Elon Musk’s Neuralink said Thursday it has received regulatory approval to start the first in-human clinical study for its brain implant.
“We are excited to share that we have received the FDA’s approval to launch our first-in-human clinical study!” the company tweeted Thursday. “This is the result of incredible work by the Neuralink team in close collaboration with the FDA and represents an important first step that will one day allow our technology to help many people.”
No start date was announced for the clinical trial.
The U.S. Food and Drug Administration did not immediately reply when asked late Thursday to confirm or comment on the matter.
Neuralink has been working for years on a brain-computer interface through wireless brain implants. In theory, they could be used to improve cognitive performance and aid people who suffer from loss of vision, motor functions or are paralyzed.
The FDA reportedly rejected the company’s previous request for human trials last year, citing safety concerns.
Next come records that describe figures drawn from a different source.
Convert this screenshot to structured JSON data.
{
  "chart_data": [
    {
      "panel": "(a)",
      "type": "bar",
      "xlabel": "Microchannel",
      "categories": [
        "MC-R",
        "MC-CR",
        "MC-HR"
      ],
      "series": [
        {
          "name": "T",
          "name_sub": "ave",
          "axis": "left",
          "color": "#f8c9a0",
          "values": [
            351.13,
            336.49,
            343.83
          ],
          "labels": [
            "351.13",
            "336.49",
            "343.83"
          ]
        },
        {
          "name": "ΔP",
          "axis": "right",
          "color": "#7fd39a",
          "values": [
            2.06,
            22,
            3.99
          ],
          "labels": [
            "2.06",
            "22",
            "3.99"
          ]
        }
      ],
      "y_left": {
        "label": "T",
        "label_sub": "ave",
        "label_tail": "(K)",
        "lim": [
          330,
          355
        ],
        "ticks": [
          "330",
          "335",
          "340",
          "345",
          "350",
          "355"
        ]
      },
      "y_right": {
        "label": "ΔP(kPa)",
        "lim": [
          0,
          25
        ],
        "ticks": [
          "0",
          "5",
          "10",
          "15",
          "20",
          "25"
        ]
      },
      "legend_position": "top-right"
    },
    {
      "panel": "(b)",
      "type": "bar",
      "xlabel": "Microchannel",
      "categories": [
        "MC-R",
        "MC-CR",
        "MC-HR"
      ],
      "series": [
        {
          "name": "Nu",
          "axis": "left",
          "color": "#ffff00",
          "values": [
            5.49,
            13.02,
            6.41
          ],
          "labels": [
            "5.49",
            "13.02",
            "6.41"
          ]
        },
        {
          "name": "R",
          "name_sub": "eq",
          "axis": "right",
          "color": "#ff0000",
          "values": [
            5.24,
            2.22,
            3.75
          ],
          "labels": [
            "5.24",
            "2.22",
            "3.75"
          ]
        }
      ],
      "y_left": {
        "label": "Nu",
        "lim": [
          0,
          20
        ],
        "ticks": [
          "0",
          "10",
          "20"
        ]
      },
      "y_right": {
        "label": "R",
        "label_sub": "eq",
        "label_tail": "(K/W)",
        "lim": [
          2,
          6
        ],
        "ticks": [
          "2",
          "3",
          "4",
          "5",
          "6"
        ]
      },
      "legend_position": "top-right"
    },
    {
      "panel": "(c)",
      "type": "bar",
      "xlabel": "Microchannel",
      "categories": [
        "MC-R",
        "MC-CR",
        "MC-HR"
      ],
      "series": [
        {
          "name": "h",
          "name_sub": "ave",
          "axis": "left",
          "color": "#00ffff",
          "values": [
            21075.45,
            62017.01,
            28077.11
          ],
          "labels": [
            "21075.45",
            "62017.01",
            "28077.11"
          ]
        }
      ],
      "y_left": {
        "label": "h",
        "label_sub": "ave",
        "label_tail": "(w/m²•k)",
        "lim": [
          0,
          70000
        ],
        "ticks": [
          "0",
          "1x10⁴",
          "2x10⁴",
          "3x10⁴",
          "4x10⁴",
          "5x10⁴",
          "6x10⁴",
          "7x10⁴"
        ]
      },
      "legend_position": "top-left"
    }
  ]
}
From December: Elon Musk says Neuralink could help create superhuman intelligence. But the technology could be a rare failure for one of his companies
In November, Musk — who’s co-founder and CEO of Neuralink — tweeted that he was “now confident that the Neuralink device is ready for humans,” and said he expected clinical trials to begin in six months.
He also said he would be comfortable implanting a Neuralink chip in one of his kids, if they needed it, and said he intends to get his own brain implant sometime in the future.
Last year, Reuters reported Neuralink was under investigation by the U.S. Department of Agriculture’s Inspector General over allegations that its experiments were causing undue suffering and deaths of its animal test subjects.